Rebeca QuintánsAutora de Un rey golpe a golpe (Ed. Ardi Beltza) y Juan Carlos I, la biografía sin silencios (Ed. Akal)

11 de diciembre de 2020

Hace más de 25 años que empecé a investigar la figura de Juan Carlos y sólo ahora, como de repente, las informaciones sobre sus corruptelas comienzan a causar escándalo y a difundirse en todo tipo de publicaciones, y en algunos casos empiezan a llegar a los juzgados.

Algunos dicen que la parte negativa de Juan Carlos I empezó con el episodio de Botsuana, con Corinna y las grabaciones de Villarejo… Yo no puedo sino celebrar que por fin se asuma que esa «parte negativa» existe, está ahí y es muy grave. Pero no es verdad que todo empezara con aquella famosa cacería de elefantes, ni mucho menos.

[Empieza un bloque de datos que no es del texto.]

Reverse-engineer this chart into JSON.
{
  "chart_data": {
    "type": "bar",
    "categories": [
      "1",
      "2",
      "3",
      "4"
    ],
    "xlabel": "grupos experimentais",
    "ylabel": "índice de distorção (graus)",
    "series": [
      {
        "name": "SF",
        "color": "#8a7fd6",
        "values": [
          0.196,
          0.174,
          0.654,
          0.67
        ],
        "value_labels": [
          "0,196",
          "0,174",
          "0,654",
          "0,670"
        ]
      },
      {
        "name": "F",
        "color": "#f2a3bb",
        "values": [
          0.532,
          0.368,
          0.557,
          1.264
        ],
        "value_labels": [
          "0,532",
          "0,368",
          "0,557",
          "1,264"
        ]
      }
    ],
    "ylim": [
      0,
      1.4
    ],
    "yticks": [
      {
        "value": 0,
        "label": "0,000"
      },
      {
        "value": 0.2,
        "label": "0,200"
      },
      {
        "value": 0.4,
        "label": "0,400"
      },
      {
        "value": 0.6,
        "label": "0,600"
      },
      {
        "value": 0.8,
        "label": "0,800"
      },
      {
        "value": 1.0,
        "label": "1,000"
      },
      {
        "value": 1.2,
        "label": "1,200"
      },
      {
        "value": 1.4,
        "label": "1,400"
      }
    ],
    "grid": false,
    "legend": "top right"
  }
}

Juan Carlos nunca hubiera llegado al trono si no fuera apoyándose en los miles y miles de muertos y represaliados de la Guerra Civil. Su historia empieza con el alzamiento fascista de 1936 contra la República, orquestado inicialmente para restaurar la monarquía. Los Borbones no eran ajenos a ello, y buena prueba es que Alfonso XIII, desde el exilio, colaborara con un millón de pesetas de la época; y que su heredero, Juan, corriera a unirse como voluntario de los nacionales, vestido con la boina roja del uniforme que usaban en la zona de la frontera de Dancharinea (otra cosa es que decidieran no le dejarle participar para proteger su vida).

Una vez ganada la guerra, abandonados decenas de miles de muertos en las cunetas, se instauró la represión de un régimen dictatorial que continuó asesinando a sus opositores durante décadas, hasta sus últimos estertores. Y durante todo ese tiempo, Franco mimó a los Borbones, y en especial a ‘Juanito’, preparándolo para que fuera él quien tomara el relevo tras su muerte.

Ya en 1939 les devolvió oficialmente las propiedades incautadas por la República, entre las que había varios palacios y hasta una isla en la ría de Arousa; propiedades adquiridas con la misma legitimidad con la que los Franco adquirieron el pazo de Meirás, aunque los Borbones sí consiguieron quedarse con todo, porque don Juan, durante la Transición, se apresuró a venderlas, y a su muerte legó a sus herederos cuentas millonarias en Suiza.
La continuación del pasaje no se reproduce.